Moving on to your grandkids. Colin is becoming such a wonderful helper! It's amazing what a difference a 4 year old can make! He is almost totally self-sufficient and on top of that he helps me with Cessy and Owen. I can trust him to keep on eye on them if I leave the room and he is very gentle with them. Ok, he is gentle with Owen...Cessy well she pushes his buttons so I can't blame him when he lashes out! haha He's doing well in pre-school and told me all about what he learned about Thanksgiving last week. Squanto, how he helped the Pilgrims,the Mayflower, etc. He was very proud of everything he learned! Cecily, oh Cecily! She keeps me on my toes! She is sneaky, a tad mean, curious, BUT she is also loving, my little helper around the house, and a future ballerina! Her favorite thing is to put on tutus, ballet shoes, and a crown and dance around the house! Tobin let her wear a pair of pointe shoes yesterday and we couldn't get them off her! She LOVED them! Makes this momma happy!
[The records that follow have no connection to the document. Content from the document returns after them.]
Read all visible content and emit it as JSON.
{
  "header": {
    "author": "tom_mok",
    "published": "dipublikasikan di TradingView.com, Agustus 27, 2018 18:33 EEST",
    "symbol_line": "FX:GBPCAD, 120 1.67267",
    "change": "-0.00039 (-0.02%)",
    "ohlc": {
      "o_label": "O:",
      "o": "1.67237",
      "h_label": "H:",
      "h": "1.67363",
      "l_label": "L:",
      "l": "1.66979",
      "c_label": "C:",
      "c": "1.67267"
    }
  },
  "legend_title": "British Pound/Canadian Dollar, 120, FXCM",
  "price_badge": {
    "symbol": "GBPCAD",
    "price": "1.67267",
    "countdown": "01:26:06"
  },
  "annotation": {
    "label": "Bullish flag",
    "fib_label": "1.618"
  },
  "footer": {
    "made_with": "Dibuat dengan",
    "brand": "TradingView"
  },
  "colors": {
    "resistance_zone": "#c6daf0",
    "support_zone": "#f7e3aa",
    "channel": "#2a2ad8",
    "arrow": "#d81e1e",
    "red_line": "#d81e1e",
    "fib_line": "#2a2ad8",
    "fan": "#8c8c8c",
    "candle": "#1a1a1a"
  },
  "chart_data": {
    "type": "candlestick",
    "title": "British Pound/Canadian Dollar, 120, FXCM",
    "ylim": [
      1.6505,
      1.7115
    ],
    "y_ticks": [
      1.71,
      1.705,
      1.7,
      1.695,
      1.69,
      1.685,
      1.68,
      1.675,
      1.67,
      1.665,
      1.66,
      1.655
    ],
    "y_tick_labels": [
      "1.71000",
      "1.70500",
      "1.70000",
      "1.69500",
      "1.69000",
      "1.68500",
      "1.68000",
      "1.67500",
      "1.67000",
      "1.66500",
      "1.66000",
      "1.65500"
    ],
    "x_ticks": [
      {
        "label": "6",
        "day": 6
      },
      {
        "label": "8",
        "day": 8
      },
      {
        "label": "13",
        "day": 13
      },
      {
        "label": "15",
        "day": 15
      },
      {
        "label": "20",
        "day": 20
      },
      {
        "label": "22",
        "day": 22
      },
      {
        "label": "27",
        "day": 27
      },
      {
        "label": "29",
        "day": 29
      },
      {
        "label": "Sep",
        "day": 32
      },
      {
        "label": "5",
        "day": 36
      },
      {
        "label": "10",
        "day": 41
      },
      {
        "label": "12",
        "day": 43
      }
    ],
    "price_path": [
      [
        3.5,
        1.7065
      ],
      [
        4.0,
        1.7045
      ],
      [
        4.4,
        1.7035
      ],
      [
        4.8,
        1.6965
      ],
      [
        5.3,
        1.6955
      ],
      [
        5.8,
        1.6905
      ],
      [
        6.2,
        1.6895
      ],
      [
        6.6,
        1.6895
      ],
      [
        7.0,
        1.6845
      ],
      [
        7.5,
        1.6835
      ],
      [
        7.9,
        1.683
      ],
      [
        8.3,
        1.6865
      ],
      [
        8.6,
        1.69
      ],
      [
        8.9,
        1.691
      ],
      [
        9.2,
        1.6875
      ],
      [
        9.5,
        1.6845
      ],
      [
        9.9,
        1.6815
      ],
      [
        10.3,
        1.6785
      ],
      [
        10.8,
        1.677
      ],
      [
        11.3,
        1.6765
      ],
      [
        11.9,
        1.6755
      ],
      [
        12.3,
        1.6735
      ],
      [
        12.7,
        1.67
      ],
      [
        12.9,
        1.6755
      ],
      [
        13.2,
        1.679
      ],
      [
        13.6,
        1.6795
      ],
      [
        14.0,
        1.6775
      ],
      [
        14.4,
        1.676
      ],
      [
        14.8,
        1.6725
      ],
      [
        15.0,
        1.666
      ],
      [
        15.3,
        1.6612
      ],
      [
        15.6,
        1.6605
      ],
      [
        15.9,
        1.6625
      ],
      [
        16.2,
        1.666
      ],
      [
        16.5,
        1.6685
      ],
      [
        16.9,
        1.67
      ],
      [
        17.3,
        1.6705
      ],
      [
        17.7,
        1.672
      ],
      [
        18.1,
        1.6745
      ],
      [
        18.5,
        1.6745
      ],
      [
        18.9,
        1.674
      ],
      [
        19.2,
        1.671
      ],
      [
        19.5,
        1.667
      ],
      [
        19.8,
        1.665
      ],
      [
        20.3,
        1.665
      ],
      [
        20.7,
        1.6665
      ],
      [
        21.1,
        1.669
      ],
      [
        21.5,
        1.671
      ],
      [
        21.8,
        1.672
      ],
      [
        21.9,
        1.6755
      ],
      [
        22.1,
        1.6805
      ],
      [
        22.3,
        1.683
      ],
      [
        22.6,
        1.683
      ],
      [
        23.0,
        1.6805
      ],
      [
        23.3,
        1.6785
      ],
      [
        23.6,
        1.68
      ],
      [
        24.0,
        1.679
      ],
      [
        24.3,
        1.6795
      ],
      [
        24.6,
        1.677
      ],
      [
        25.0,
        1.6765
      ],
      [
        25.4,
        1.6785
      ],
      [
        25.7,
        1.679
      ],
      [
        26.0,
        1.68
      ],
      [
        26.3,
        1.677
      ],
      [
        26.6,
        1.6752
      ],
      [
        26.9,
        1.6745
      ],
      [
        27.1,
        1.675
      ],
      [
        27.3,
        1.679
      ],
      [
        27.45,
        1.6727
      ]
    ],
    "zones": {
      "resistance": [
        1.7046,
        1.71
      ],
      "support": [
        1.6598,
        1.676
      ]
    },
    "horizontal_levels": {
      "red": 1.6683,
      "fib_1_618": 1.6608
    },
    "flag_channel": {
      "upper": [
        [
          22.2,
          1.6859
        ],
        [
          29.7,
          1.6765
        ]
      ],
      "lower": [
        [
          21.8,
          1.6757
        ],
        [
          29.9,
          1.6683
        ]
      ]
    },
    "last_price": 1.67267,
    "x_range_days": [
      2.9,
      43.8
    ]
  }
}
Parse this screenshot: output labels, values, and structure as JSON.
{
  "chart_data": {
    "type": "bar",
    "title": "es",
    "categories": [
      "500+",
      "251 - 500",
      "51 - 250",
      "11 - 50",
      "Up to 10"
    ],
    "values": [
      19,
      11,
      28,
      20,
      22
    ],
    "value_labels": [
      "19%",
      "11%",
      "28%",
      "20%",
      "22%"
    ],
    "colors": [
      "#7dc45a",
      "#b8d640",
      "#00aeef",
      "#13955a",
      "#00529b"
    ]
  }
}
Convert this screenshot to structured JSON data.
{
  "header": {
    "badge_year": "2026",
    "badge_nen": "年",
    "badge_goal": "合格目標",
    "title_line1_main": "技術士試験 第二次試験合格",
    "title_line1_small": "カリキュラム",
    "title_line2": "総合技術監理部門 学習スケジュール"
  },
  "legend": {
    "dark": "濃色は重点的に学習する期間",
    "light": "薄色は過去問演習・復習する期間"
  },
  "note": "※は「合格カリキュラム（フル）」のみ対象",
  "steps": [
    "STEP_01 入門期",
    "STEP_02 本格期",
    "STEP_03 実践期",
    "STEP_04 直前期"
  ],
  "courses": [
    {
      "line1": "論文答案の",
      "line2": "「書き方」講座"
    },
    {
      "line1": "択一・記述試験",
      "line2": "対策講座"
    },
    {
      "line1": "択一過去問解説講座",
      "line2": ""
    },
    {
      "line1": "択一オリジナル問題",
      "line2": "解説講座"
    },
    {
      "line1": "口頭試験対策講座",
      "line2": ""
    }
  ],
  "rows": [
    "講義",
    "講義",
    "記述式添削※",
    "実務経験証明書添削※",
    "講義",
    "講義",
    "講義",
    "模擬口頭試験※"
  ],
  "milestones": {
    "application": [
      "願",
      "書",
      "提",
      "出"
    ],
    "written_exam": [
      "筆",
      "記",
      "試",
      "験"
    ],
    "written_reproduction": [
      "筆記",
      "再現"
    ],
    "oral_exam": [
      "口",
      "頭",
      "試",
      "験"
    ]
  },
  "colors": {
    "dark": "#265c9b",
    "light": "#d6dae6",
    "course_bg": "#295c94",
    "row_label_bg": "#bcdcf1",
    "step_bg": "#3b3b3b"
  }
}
Little Owen...I hate to say this...but someone took my sweet baby and gave me a feisty toddler! He is trying to walk, learned to hit, bite, and yell when he doesn't get his way, and signs milky, more, and please. He spends most of his day playing with superhero action figures and growling. At only 10 months he gravitates towards the Ironman or Spiderman over the baby dolls or Barbies. It really is funny how boys just know what is "cool" to play with! I am spending most of my day though working on those above mentioned issues because when I say he hits and yells to get his way...I mean he does it allllllll day! He follows me around hitting me and yelling at me if I don't give in to his every whim. It's not pretty...mom was shocked when she saw him yesterday being so aggressive with me! I knew having older siblings would bring some of that out in him, but I didn't anticipate it starting so soon! It is not fun but I have to teach him now because other wise he is gonna be the terror every where we go! haha
Well I better get to bed! I had a long day going on a field trip with Colin's class, then to Tempe Marketplace to pick up Cessy (she had a sleepover with Grammie. And mom texted me a picture in the morning just like you always used to! It made me smile!) then spent the day *trying* to clean my house and getting a snack for Cubbies tomorrow. I love you much and miss you more!
Your Favorite Second Born,
Carley
You and mommy in your younger years! Hot stuff!
These are from the happenings of the week. The Thanksgiving parade at Colin's school, a cool spoon I got Bryan that I know you would appreciate, Cessy and Tobin dancing, Cessy in your spot, and the field trip today. The picture of Owen is what his crazy siblings did to him a few days ago, and the one of Cessy is how she dressed herself...Princess Ballerina!